注意,如果调用了sleep方法,必须捕获InterruptedException异常或者将该异常向上层抛出。当线程睡眠时间满后,不一定会立即得到执行,因为此时可能CPU正在执行其他的任务。所以说调用sleep方法相当于让线程进入阻塞状态
语法方面:
sleep方法的签名里面有InterruptedException 这个checked exception,所以调用方必须捕获或者再次抛出。
线程的中断合作机制方面:
对于java的多线程来说,调用一个可以被阻塞的方法(wait,sleep,join等等),意味着代码到这行会被阻塞,那么中断阻塞的时候应该怎么办?
一般来说,是采用InterruptedException配合Interrupt状态来合作完成的。
如果你调用的方法是个会阻塞的方法(一般会抛出InterruptedException),通用的做法是:
1,如果你的方法签名可以包含InterruptedException,那么直接抛出,让你的方法也变成一个阻塞方法。
2,如果你的方法签名不允许你增加InterruptedException,那么需要你在捕获InterruptedException后及时重置Interrupt状态(一般你调用的阻塞函数在抛出InterruptedException后会清除Interrupt状态)。

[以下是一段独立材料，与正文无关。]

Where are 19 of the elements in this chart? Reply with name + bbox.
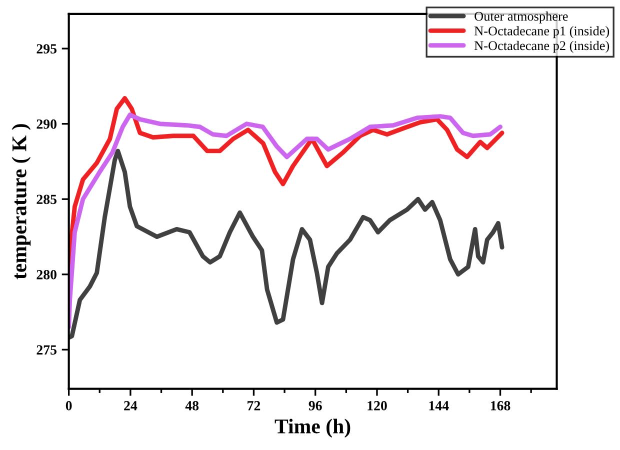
y-tick-label: 295 (36, 44, 57, 54)
x-tick-label: 48 (185, 401, 199, 410)
x-tick-label: 24 (124, 401, 138, 410)
x-tick-label: 120 (368, 401, 387, 410)
legend-label: N-Octadecane p1 (inside) (474, 26, 610, 38)
legend-label: N-Octadecane p2 (inside) (474, 40, 610, 53)
x-tick-label: 168 (490, 401, 510, 410)
line-series (68, 148, 504, 340)
x-tick-label: 144 (429, 401, 449, 410)
x-axis-title: Time (h) (274, 418, 350, 438)
y-tick-label: 275 (36, 345, 57, 355)
y-tick-label: 290 (36, 119, 56, 129)
y-tick-label: 285 (36, 194, 57, 204)
legend-label: Outer atmosphere (474, 11, 568, 24)
x-tick-label: 0 (66, 401, 72, 410)
y-tick-label: 280 (36, 270, 56, 280)
x-tick-label: 96 (308, 401, 322, 410)
y-axis-title: temperature ( K ) (12, 124, 31, 280)
x-tick-label: 72 (248, 401, 260, 410)
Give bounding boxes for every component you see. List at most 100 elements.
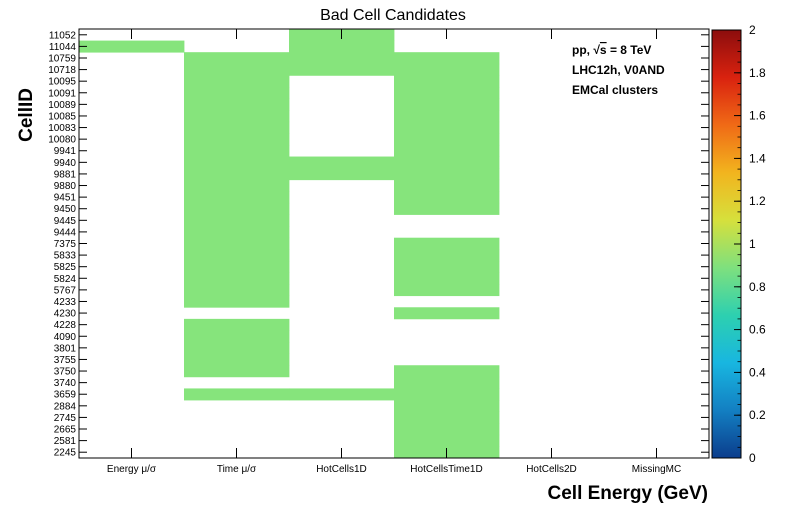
heatmap-cell <box>394 168 500 181</box>
z-tick-label: 0.8 <box>749 280 766 294</box>
heatmap-cell <box>184 226 290 239</box>
y-tick-label: 10080 <box>48 135 76 146</box>
y-tick-label: 11044 <box>49 42 77 53</box>
heatmap-cell <box>394 156 500 169</box>
heatmap-cell <box>394 423 500 436</box>
heatmap-cell <box>184 179 290 192</box>
y-tick-label: 10085 <box>48 111 76 122</box>
z-tick-label: 1 <box>749 237 756 251</box>
heatmap-cell <box>394 133 500 146</box>
heatmap-cell <box>394 202 500 215</box>
heatmap-cell <box>184 353 290 366</box>
y-tick-label: 5825 <box>54 262 77 273</box>
heatmap-cell <box>184 75 290 88</box>
heatmap-cell <box>289 156 395 169</box>
y-tick-label: 2245 <box>54 448 77 459</box>
z-tick-label: 0.6 <box>749 323 766 337</box>
y-tick-label: 10091 <box>48 88 76 99</box>
y-tick-label: 3750 <box>54 367 77 378</box>
heatmap-cell <box>394 144 500 157</box>
heatmap-cell <box>184 318 290 331</box>
y-tick-label: 5767 <box>54 285 77 296</box>
heatmap-cell <box>184 86 290 99</box>
heatmap-cell <box>184 284 290 297</box>
y-axis-title: CellID <box>16 88 37 142</box>
heatmap-cell <box>394 388 500 401</box>
heatmap-cell <box>394 434 500 447</box>
heatmap-cell <box>79 40 185 53</box>
y-tick-label: 9445 <box>54 216 77 227</box>
y-tick-label: 9881 <box>54 169 77 180</box>
z-tick-label: 1.2 <box>749 194 766 208</box>
heatmap-cell <box>394 121 500 134</box>
heatmap-cell <box>184 191 290 204</box>
y-tick-label: 2884 <box>54 401 77 412</box>
heatmap-cell <box>394 411 500 424</box>
x-tick-label: Energy μ/σ <box>107 464 157 475</box>
annotation-energy: pp, √s = 8 TeV <box>572 43 651 57</box>
z-tick-label: 1.4 <box>749 151 766 165</box>
y-tick-label: 9444 <box>54 227 77 238</box>
y-tick-label: 5833 <box>54 251 77 262</box>
z-tick-label: 0.2 <box>749 408 766 422</box>
y-tick-label: 11052 <box>49 30 77 41</box>
heatmap-cell <box>184 202 290 215</box>
annotation-clusters: EMCal clusters <box>572 83 658 97</box>
heatmap-cell <box>184 133 290 146</box>
heatmap-cell <box>394 260 500 273</box>
heatmap-cell <box>394 98 500 111</box>
z-tick-label: 0.4 <box>749 365 766 379</box>
y-tick-label: 9880 <box>54 181 77 192</box>
y-tick-label: 3659 <box>54 390 77 401</box>
annotation-box: pp, √s = 8 TeV LHC12h, V0AND EMCal clust… <box>572 43 665 97</box>
cells-layer <box>79 29 500 459</box>
heatmap-cell <box>184 144 290 157</box>
heatmap-cell <box>289 63 395 76</box>
y-tick-label: 10759 <box>48 53 76 64</box>
y-tick-label: 5824 <box>54 274 77 285</box>
y-tick-label: 4090 <box>54 332 77 343</box>
heatmap-cell <box>394 249 500 262</box>
x-tick-label: HotCellsTime1D <box>410 464 482 475</box>
heatmap-cell <box>184 168 290 181</box>
y-tick-label: 9940 <box>54 158 77 169</box>
z-tick-label: 2 <box>749 23 756 37</box>
z-tick-label: 1.8 <box>749 66 766 80</box>
y-tick-label: 10718 <box>48 65 76 76</box>
heatmap-cell <box>184 156 290 169</box>
y-tick-label: 10083 <box>48 123 76 134</box>
heatmap-cell <box>184 249 290 262</box>
y-tick-label: 2745 <box>54 413 77 424</box>
heatmap-cell <box>394 307 500 320</box>
y-tick-label: 9941 <box>54 146 77 157</box>
heatmap-cell <box>184 295 290 308</box>
heatmap-cell <box>394 63 500 76</box>
heatmap-cell <box>394 52 500 65</box>
y-tick-label: 3740 <box>54 378 77 389</box>
x-axis: Energy μ/σ Time μ/σ HotCells1D HotCellsTime… <box>107 29 681 475</box>
heatmap-cell <box>394 376 500 389</box>
x-axis-title: Cell Energy (GeV) <box>548 483 709 504</box>
y-tick-label: 9451 <box>54 193 77 204</box>
heatmap-cell <box>394 110 500 123</box>
y-axis: 2245258126652745288436593740375037553801… <box>48 30 709 459</box>
y-tick-label: 9450 <box>54 204 77 215</box>
y-tick-label: 2665 <box>54 425 77 436</box>
annotation-period: LHC12h, V0AND <box>572 63 665 77</box>
y-tick-label: 3801 <box>54 343 77 354</box>
heatmap-cell <box>184 63 290 76</box>
x-tick-label: HotCells2D <box>526 464 577 475</box>
x-tick-label: MissingMC <box>632 464 681 475</box>
x-tick-label: HotCells1D <box>316 464 367 475</box>
heatmap-cell <box>289 168 395 181</box>
heatmap-cell <box>184 365 290 378</box>
heatmap-cell <box>184 237 290 250</box>
x-tick-label: Time μ/σ <box>217 464 257 475</box>
heatmap-cell <box>184 214 290 227</box>
y-tick-label: 4230 <box>54 309 77 320</box>
y-tick-label: 4233 <box>54 297 77 308</box>
heatmap-cell <box>394 284 500 297</box>
heatmap-cell <box>184 121 290 134</box>
y-tick-label: 10089 <box>48 100 76 111</box>
heatmap-cell <box>289 52 395 65</box>
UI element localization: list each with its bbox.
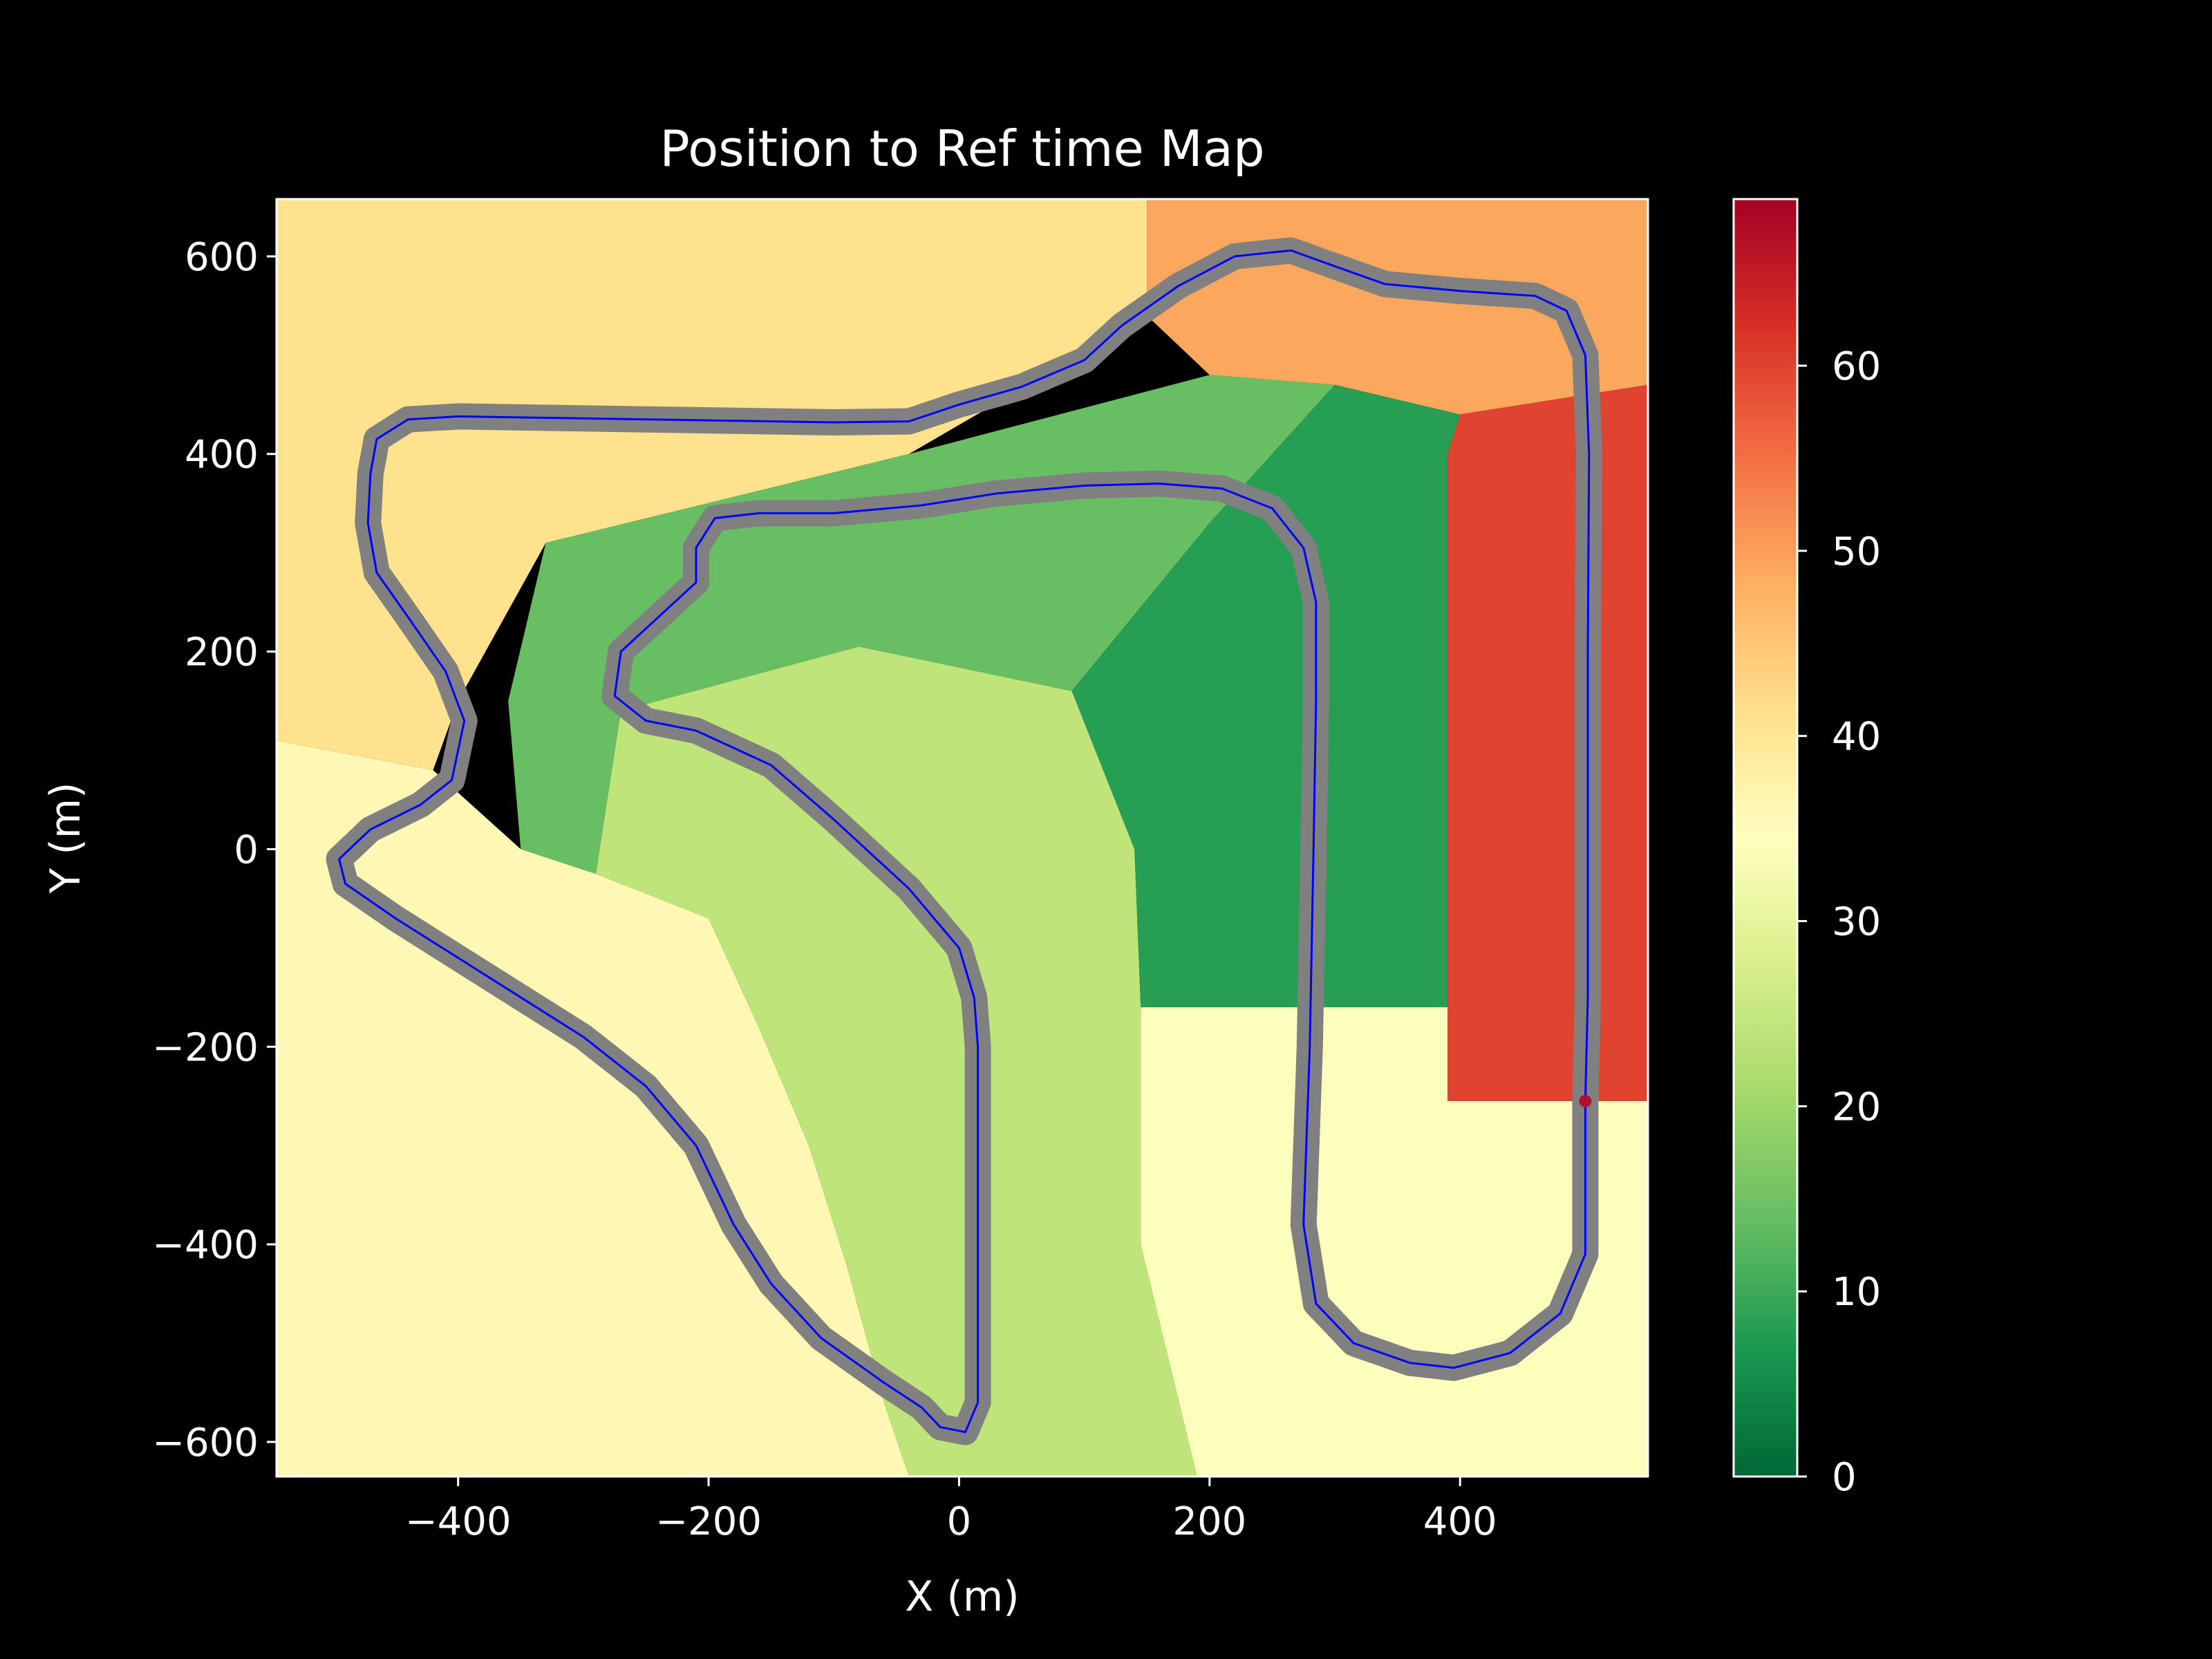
y-tick-label: 400 <box>185 433 259 478</box>
heatmap-region <box>1071 384 1461 1008</box>
y-tick-label: −600 <box>152 1421 259 1465</box>
heatmap-region <box>1447 384 1648 1101</box>
colorbar <box>1732 198 1799 1478</box>
y-axis-ticks: −600 −400 −200 0 200 400 600 <box>152 235 276 1465</box>
heatmap-region <box>276 199 1147 771</box>
plot-area <box>276 199 1648 1477</box>
colorbar-tick-label: 40 <box>1832 715 1881 760</box>
heatmap-region <box>596 646 1197 1477</box>
colorbar-tick-label: 0 <box>1832 1455 1857 1500</box>
colorbar-ticks: 0 10 20 30 40 50 60 <box>1797 344 1881 1500</box>
heatmap-region <box>508 375 1335 874</box>
x-tick-label: −400 <box>405 1499 512 1544</box>
colorbar-tick-label: 30 <box>1832 900 1881 945</box>
x-tick-label: 400 <box>1423 1499 1497 1544</box>
y-tick-label: 200 <box>185 630 259 675</box>
heatmap-region <box>276 740 909 1477</box>
track-layer <box>326 237 1602 1445</box>
colorbar-tick-label: 10 <box>1832 1270 1881 1315</box>
chart-title: Position to Ref time Map <box>659 120 1264 178</box>
current-position-marker <box>1579 1094 1592 1107</box>
x-tick-label: 0 <box>947 1499 972 1544</box>
y-axis-label: Y (m) <box>41 782 90 894</box>
colorbar-tick-label: 60 <box>1832 344 1881 389</box>
colorbar-tick-label: 50 <box>1832 529 1881 574</box>
x-tick-label: 200 <box>1172 1499 1246 1544</box>
x-axis-label: X (m) <box>905 1573 1019 1621</box>
plot-frame <box>275 198 1649 1478</box>
racing-line <box>338 249 1591 1434</box>
x-tick-label: −200 <box>655 1499 762 1544</box>
x-axis-ticks: −400 −200 0 200 400 <box>405 1477 1497 1544</box>
colorbar-tick-label: 20 <box>1832 1085 1881 1130</box>
y-tick-label: −200 <box>152 1025 259 1070</box>
y-tick-label: 600 <box>185 235 259 280</box>
y-tick-label: 0 <box>234 827 259 872</box>
y-tick-label: −400 <box>152 1223 259 1268</box>
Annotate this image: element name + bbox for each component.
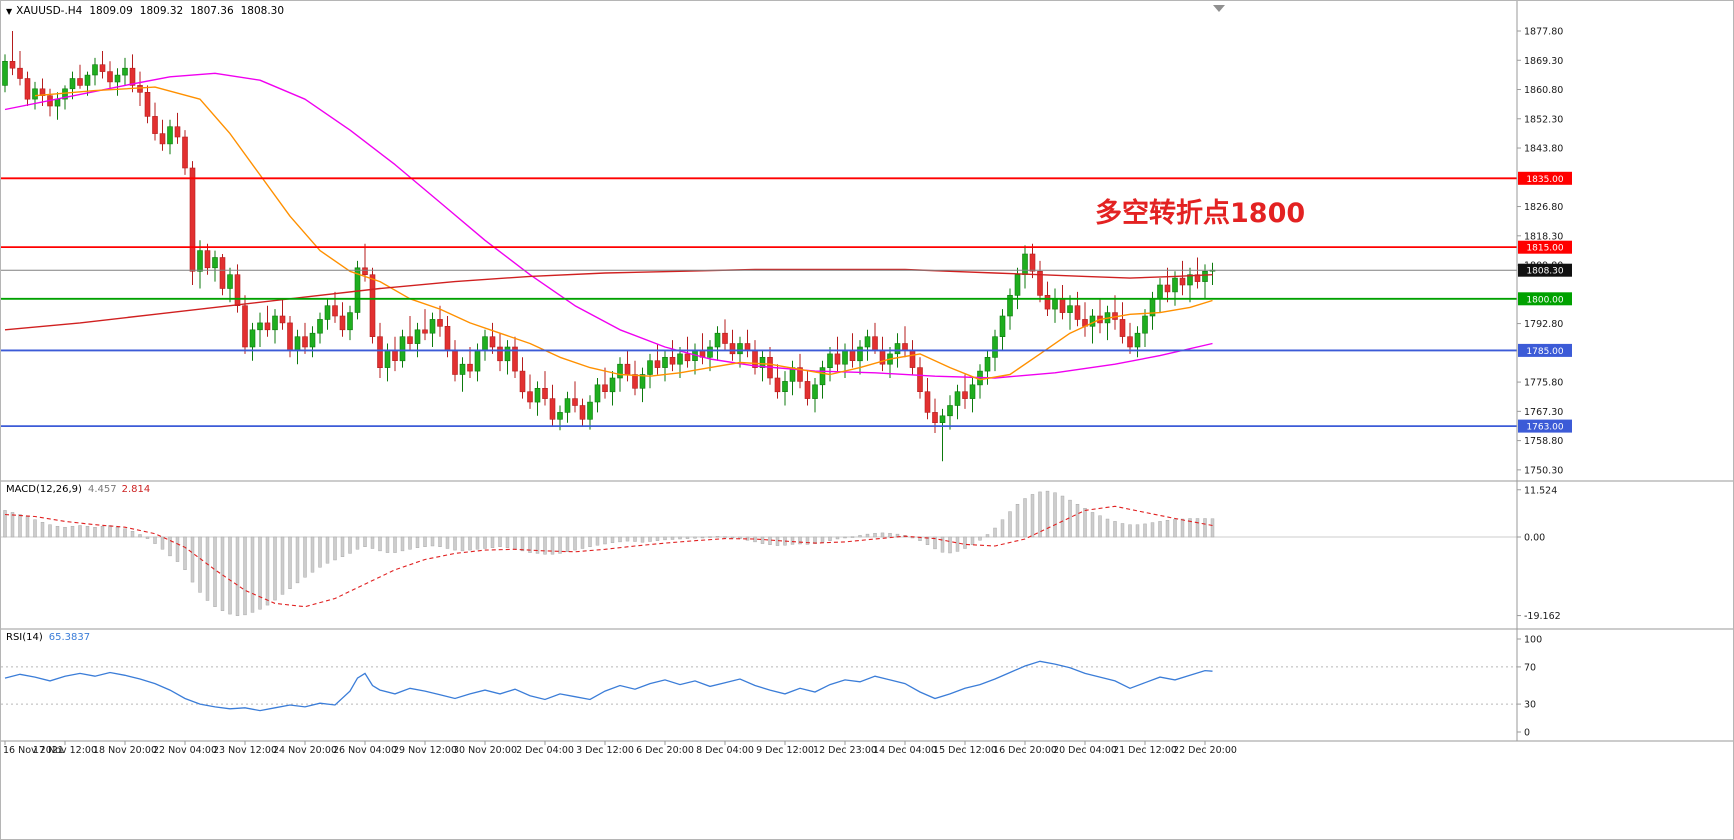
macd-signal-line (4, 505, 1213, 608)
current-price-badge (1518, 263, 1572, 277)
macd-name: MACD(12,26,9) (6, 484, 82, 495)
panel-separators (1, 1, 1733, 742)
price-badge-1763.00 (1518, 419, 1572, 433)
svg-text:2 Dec 04:00: 2 Dec 04:00 (516, 745, 574, 756)
svg-text:1808.30: 1808.30 (1526, 267, 1563, 277)
svg-text:20 Dec 04:00: 20 Dec 04:00 (1053, 745, 1117, 756)
rsi-indicator-label: RSI(14) 65.3837 (6, 632, 90, 643)
macd-value-main: 4.457 (87, 484, 117, 495)
svg-text:8 Dec 04:00: 8 Dec 04:00 (696, 745, 754, 756)
moving-averages-layer (4, 72, 1213, 381)
svg-text:12 Dec 23:00: 12 Dec 23:00 (813, 745, 877, 756)
symbol-title: XAUUSD-.H4 (16, 5, 83, 17)
price-badge-1815.00 (1518, 240, 1572, 254)
svg-text:1869.30: 1869.30 (1524, 56, 1563, 67)
price-badge-1785.00 (1518, 343, 1572, 357)
svg-text:3 Dec 12:00: 3 Dec 12:00 (576, 745, 634, 756)
ohlc-low: 1807.36 (190, 5, 234, 17)
svg-text:1818.30: 1818.30 (1524, 231, 1563, 242)
symbol-info: ▼ XAUUSD-.H4 1809.09 1809.32 1807.36 1808.30 (6, 5, 284, 17)
svg-text:14 Dec 04:00: 14 Dec 04:00 (873, 745, 937, 756)
svg-text:1852.30: 1852.30 (1524, 114, 1563, 125)
rsi-layer (4, 660, 1213, 712)
annotation-text[interactable]: 多空转折点1800 (1095, 198, 1306, 229)
svg-text:1775.80: 1775.80 (1524, 378, 1563, 389)
price-axis[interactable]: 1877.80 1869.30 1860.80 1852.30 1843.80 1826.… (1517, 27, 1572, 739)
svg-text:9 Dec 12:00: 9 Dec 12:00 (756, 745, 814, 756)
svg-text:16 Nov 2021: 16 Nov 2021 (3, 745, 64, 756)
svg-text:1826.80: 1826.80 (1524, 202, 1563, 213)
ohlc-close: 1808.30 (240, 5, 285, 17)
svg-text:29 Nov 12:00: 29 Nov 12:00 (393, 745, 457, 756)
price-badge-1800.00 (1518, 292, 1572, 306)
ohlc-high: 1809.32 (139, 5, 184, 17)
svg-text:1750.30: 1750.30 (1524, 465, 1563, 476)
ma-slow-magenta (4, 72, 1213, 379)
svg-text:24 Nov 20:00: 24 Nov 20:00 (273, 745, 337, 756)
svg-text:1860.80: 1860.80 (1524, 85, 1563, 96)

以上2种手法的目的都是为了上层调用方能知道本线程被中断了,然后一直将这个Interrupt状态传递到线程的管理者模块那,由他再决定如何处理这个线程。
所以你不一定需要捕获,根据你的方法的签名,决定采用方案1或者2来处理这个异常。
yield()
调用yield方法会让当前线程交出CPU权限,让CPU去执行其他的线程。它跟sleep方法类似,同样不会释放锁。但是yield不能控制具体的交出CPU的时间,另外,yield方法只能让拥有相同优先级的线程有获取CPU执行时间的机会。注意,调用yield方法并不会让线程进入阻塞状态,而是让线程重回就绪状态,它只需要等待重新获取CPU执行时间,这一点是和sleep方法不一样的。
/**
* A hint to the scheduler that the current thread is willing to yield 给调度程序的提示当前线程愿意放弃对处理器的当前使用。 调度程序可以随意忽略此提示
* its current use of a processor. The scheduler is free to ignore this
* hint.
*
* <p> Yield is a heuristic attempt to improve relative progression Yield是一种启发式尝试,旨在提高线程之间的相对进程,否则将过度利用CPU。 应将其使用与详细的性能分析和基准测试结合起来,以确保它实际上具有所需的效果。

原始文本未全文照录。